A Marine who filmed and photographed artillery strikes on the Islamic State in Syria is the first servicemember ever to be named both Military Photographer and Videographer of the Year.
Sgt. Matthew Callahan was recognized Saturday at the 2018 Eyes of History Gala hosted by the White House News Photographers Association in Washington, D.C. The military first began naming a top photographer in 1961. Videographers followed in 1989.
“What I try to do with my videos or photos is to get at the heart of it all, what it means to be a servicemember, what our missions are, what we do,” he told Stars and Stripes during a recent video call.
The 27-year-old documented an eight-month journey of the 24th Marine Expeditionary Unit and its thousands of men and women as they embarked from Camp Lejeune, N.C., for the Middle East.
One of his videos shows the USS Bataan’s color-coded flight deck crew launching jets and helicopters. Another shows an amphibious assault across the Black Sea onto Romanian beaches. Some of his photographs illustrate odd realities of military life, such as a Marine watching camels cross a gunnery range in Kuwait.
Armed with a rifle, drone and camera, Callahan found himself working alongside artillerymen battling the Islamic State group in Syria last year.
“The mission itself was just nuts – they literally, all day, all night for months straight … just fired nonstop. You wake up to the booms; you go to sleep to the booms,” he said.
Callahan shot his most dramatic photo — of an artilleryman drenched in red light firing across a Syrian star-scape — during a four-hour night-fire mission.
“I was up all night on the gunline with them,” he said. “This one gun was firing an illumination round every 20 minutes.
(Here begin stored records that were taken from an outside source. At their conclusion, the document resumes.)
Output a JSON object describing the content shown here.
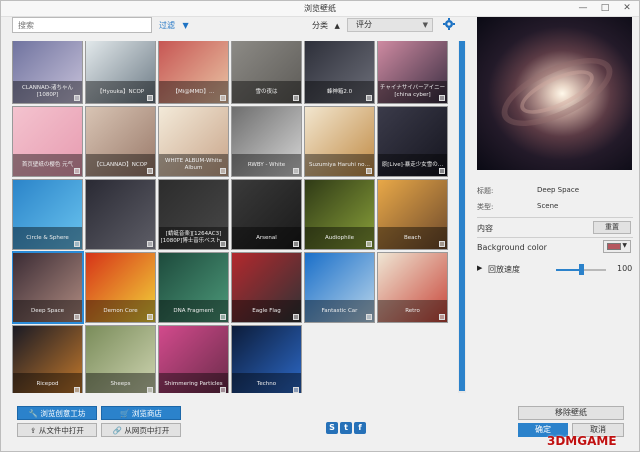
{
  "window": {
    "title": "浏览壁纸",
    "minimize": "—",
    "maximize": "□",
    "close": "✕"
  },
  "toolbar": {
    "search_placeholder": "搜索",
    "filter_label": "过滤",
    "sort_label": "分类",
    "sort_value": "评分"
  },
  "wallpapers": [
    {
      "title": "CLANNAD-渚ちゃん [1080P]",
      "colors": [
        "#6b6f9c",
        "#c8c2da"
      ]
    },
    {
      "title": "【Hyouka】NCOP",
      "colors": [
        "#e8eef0",
        "#6d7b86"
      ]
    },
    {
      "title": "【Mi@MMD】…",
      "colors": [
        "#c5504f",
        "#e9c4a4"
      ]
    },
    {
      "title": "雪の夜は",
      "colors": [
        "#8f8d88",
        "#5d5b57"
      ]
    },
    {
      "title": "蜂神箱2.0",
      "colors": [
        "#2a2c36",
        "#6d6f7a"
      ]
    },
    {
      "title": "チャイナサイバーアイニー[china cyber]",
      "colors": [
        "#d68fa6",
        "#3a2e42"
      ]
    },
    {
      "title": "首页壁纸の樱色 元气",
      "colors": [
        "#f4c3cf",
        "#e79bb0"
      ]
    },
    {
      "title": "【CLANNAD】NCOP",
      "colors": [
        "#d8c4b4",
        "#9a7a6a"
      ]
    },
    {
      "title": "WHITE ALBUM-White Album",
      "colors": [
        "#f3ead9",
        "#c9a58a"
      ]
    },
    {
      "title": "RWBY - White",
      "colors": [
        "#6e6e6e",
        "#d7d7d7"
      ]
    },
    {
      "title": "Suzumiya Haruhi no…",
      "colors": [
        "#f2e6cf",
        "#c18b45"
      ]
    },
    {
      "title": "原[Live]-暴走少女雪の…",
      "colors": [
        "#3b3b4a",
        "#15151f"
      ]
    },
    {
      "title": "Circle & Sphere",
      "colors": [
        "#2b84c9",
        "#6ac4ef"
      ]
    },
    {
      "title": "",
      "colors": [
        "#2a2a34",
        "#5d5d66"
      ]
    },
    {
      "title": "[蜻蜓音楽][1264AC3][1080P]博士音乐ベスト…",
      "colors": [
        "#2c2c2c",
        "#484848"
      ]
    },
    {
      "title": "Arsenal",
      "colors": [
        "#3a3a3a",
        "#1a1a1a"
      ]
    },
    {
      "title": "Audiophile",
      "colors": [
        "#2f3a16",
        "#8aa13a"
      ]
    },
    {
      "title": "Beach",
      "colors": [
        "#e8a848",
        "#6e4a2c"
      ]
    },
    {
      "title": "Deep Space",
      "colors": [
        "#3a2b34",
        "#b28d82"
      ]
    },
    {
      "title": "Demon Core",
      "colors": [
        "#d63318",
        "#f2d43a"
      ]
    },
    {
      "title": "DNA Fragment",
      "colors": [
        "#1d4a3c",
        "#4d9a7a"
      ]
    },
    {
      "title": "Eagle Flag",
      "colors": [
        "#b3282d",
        "#2f3336"
      ]
    },
    {
      "title": "Fantastic Car",
      "colors": [
        "#1a6fc9",
        "#b9d5ea"
      ]
    },
    {
      "title": "Retro",
      "colors": [
        "#efe6d4",
        "#c8463a"
      ]
    },
    {
      "title": "Ricepod",
      "colors": [
        "#1a1a24",
        "#c57a2c"
      ]
    },
    {
      "title": "Sheeps",
      "colors": [
        "#7a8c5a",
        "#cfd5b2"
      ]
    },
    {
      "title": "Shimmering Particles",
      "colors": [
        "#d24a8c",
        "#6a2c4a"
      ]
    },
    {
      "title": "Techno",
      "colors": [
        "#0c1c3a",
        "#2d6ac9"
      ]
    }
  ],
  "selected_index": 18,
  "details": {
    "title_label": "标题:",
    "title_value": "Deep Space",
    "type_label": "类型:",
    "type_value": "Scene",
    "properties_label": "内容",
    "reset_label": "重置",
    "bgcolor_label": "Background color",
    "bgcolor_value": "#b5575f",
    "speed_label": "回放速度",
    "speed_value": "100",
    "speed_level": 0.5
  },
  "bottom": {
    "workshop_label": "浏览创意工坊",
    "store_label": "浏览商店",
    "open_file_label": "从文件中打开",
    "open_web_label": "从网页中打开",
    "social_icons": [
      "steam-icon",
      "twitter-icon",
      "facebook-icon"
    ],
    "remove_label": "移除壁纸",
    "ok_label": "确定",
    "cancel_label": "取消"
  },
  "watermark": "3DMGAME"
}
I had one shot every 20 minutes to get it right.”
Halfway through the mission, Callahan got the shot — using a red light to freeze the action.
“You hear on the radio ‘Standby.’ I open the shutter up and as soon as he said ‘Fire,’ I saw him moving and it was ‘shwoop-shwoop.’ It’s my ‘Starry Night,’” he said, referencing the famous painting by Vincent Van Gogh.
Instead of oil on canvas, Callahan used a six-second exposure at 2500 ISO with a quick splash of red light, and it may have never happened if it weren’t for an unlucky deployment to Afghanistan.
In 2009, then-17-year-old Callahan and group of high school friends from Pembroke, Mass., decided to join the Marine Corps.
“We all wanted to be hard-chargin’ grunts,” he said.
The newly minted Marine got his wish, deploying to Afghanistan in 2010, but tragedy struck on his first foot patrol, about a month into his tour.
“I jumped a [ravine] and snapped my leg in half. I just ate it,” he said.
While healing at a warrior-transition unit in Hawaii, Callahan was asked to photograph a chaplain’s barbecue. Impressed with his work, the chaplain asked him if we wanted to work at the public affairs shop on base while he recovered.
“We have picture-takers in the military?” Callahan asked.
After another year and a half in the infantry he earned his combat correspondent identifier from the Defense Information School. A military journalism program at Syracuse University honed his skills for the Syria deployment.
All services are merging military journalists’ job designations and want troops who can write as well as shoot photographs or video. Callahan, who’s leaving the Marines in a few months, said he’s proof the old guard is wrong in resisting the change.
“You can do both – you can be good at both,” he said, adding that leaders need to enable troops “to create and tell stories that people give a damn about.”
He advised other combat correspondents to “make it a good story about people first; no one’s going to watch, no one’s going to listen to it until they can connect to it on an emotional level – a human level.”